Small army covers military in 'Chain of Command'
The new eight-part documentary series “Chain of Command” is being promoted by the National Geographic Channel as offering an unprecedented look at the war against violent extremism and the men and women devoting their lives to it. To get that perspective, film crews were embedded during the 18 months of production with military forces in some of the most dangerous spots on the planet.
The series, narrated by Chris Evans (“Captain America”) debuts at 9 p.m. Jan. 15 with a look at the battle for Mosul, Iraq, where Capt. Quincy Bahler of the 101st Airborne Division monitors ISIS fighters via drone feeds alongside Iraqi generals, debating when it is safe to strike in an effort to liberate the city.
The debut episode will be followed by another episode where in Iraq, after the American and Iraqi coalition gain control of eastern Mosul, the fight shifts to the city's west side.

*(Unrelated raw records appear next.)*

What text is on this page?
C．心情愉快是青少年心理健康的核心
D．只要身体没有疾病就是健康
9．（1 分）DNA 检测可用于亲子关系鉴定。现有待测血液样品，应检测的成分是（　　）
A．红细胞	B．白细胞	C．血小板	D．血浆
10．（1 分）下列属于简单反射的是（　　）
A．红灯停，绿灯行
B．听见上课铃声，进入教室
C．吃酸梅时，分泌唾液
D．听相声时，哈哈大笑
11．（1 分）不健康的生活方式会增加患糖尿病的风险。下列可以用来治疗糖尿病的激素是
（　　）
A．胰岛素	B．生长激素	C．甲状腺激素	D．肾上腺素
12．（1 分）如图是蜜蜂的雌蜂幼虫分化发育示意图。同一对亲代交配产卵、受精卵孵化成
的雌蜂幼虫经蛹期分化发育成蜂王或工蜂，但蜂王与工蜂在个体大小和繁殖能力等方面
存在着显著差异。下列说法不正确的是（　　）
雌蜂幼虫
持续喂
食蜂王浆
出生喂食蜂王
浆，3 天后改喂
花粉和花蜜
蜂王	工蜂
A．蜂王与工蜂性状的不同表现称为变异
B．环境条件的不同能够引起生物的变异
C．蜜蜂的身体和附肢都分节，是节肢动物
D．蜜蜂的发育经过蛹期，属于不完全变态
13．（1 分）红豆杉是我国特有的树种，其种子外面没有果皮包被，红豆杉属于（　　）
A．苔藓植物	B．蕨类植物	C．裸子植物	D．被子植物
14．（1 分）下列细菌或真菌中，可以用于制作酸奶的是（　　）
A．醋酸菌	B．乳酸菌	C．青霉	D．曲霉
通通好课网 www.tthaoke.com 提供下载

Meanwhile, on the Caribbean island of Trinidad, the Muslim community struggles to deal with the alarming reality of their young people leaving the country to fight for ISIS.
“It's been an amazing experience to be able to meet and then tell the stories of these heroes,” says executive producer Scott Boggins. “They're inspiring individuals from the highest levels of the U.S. military to the boots on the ground. We were always with groups of men and women who showed incredible commitment, and we were there with them to tell their stories during this time where extremism affects everyone.”
The series records the fight against radical threats in every corner of the world as it unfolds over one full year. This includes following Gen. Joe Dunford and the Joint Chiefs of Staff creating policy and strategy that is then executed on the battlefield, revealing firsthand how the decisions made at the Pentagon have a direct impact on our service members fighting on the front lines.
Even with access, getting the story was a challenge because the teams were in remote parts of the world. The key was learning how to adapt and follow the lead of the military. Boggins says that was necessary because they wanted this to be an immersive series.
“It's the proverbial fly on the wall, so to speak, and we really are that. We are there with small groups of a crew, highly experienced producers and DPs who know how to adapt and tell stories, but it's easy because the stories that we're telling of these people, they want their stories to be told,” Boggins says. “The easiest way I can compare it to is you're at an airport, and you see a serviceman or woman in uniform. First question you would always want to ask is, ‘Where are you from, soldier?' ‘Where are you from, sailor?'
“That's what this is. We get to know the people in such an intimate way, and then we get to tell what they do, the mission that they're on, and then we tackle the larger questions.”
Jessica Phillips, a field producer embedded with troops in Iraq filming the conflict outside of Mosul, explains the military was cooperative —but to a point.
“When you think about it, when you're in an area that's in active conflict, the military, they're working on their time, and they're not going to slow down for you or your crew,” Phillips says. “You have to get on their time. You have to be present 24/7.
“When things get a little hairy, you have to focus on the story and make sure that that's your focus. So, I think when you're in situations like this, it's smart to be on their schedule and be actively involved with what they're doing.”
One of the concerns when a film crew or journalist gets embedded with the military is they form a bond that can change the way the story gets told. Capt. Greg Hicks, special assistant for public affairs to the chairman of the Joint Chiefs of Staff, stresses that the military never asked the filmmakers to add or omit anything from their stories.
What was asked of the teams, according to Hicks, was to document the lives of the men and women in uniform to tell the story of what they are doing. Hicks adds that was an easy request to make because of the pride the members of the military have in the work being done.
Because there was so much footage, certain things had to be cut from the documentary series. Jeff Hasler, head of development and production at National Geographic Studios, stresses those cuts were made by the film team based on what was best to tell the story and not at the request of the military.
“For us, we have a 188- year tradition at National Geographic of journalist integrity, accuracy, and everyone who works at National Geographic carries that like a banner. So, it's one of those things that I can't necessarily describe to you. But we have policies and procedures,” Hasler says. “We have very strict standards and practices that we all follow, in addition to hiring the most upstanding, conscientious staff we can.”
“Chain of Command” will air in 171 countries and 43 languages.
Rick Bentley is a television writer for Tribune News Service.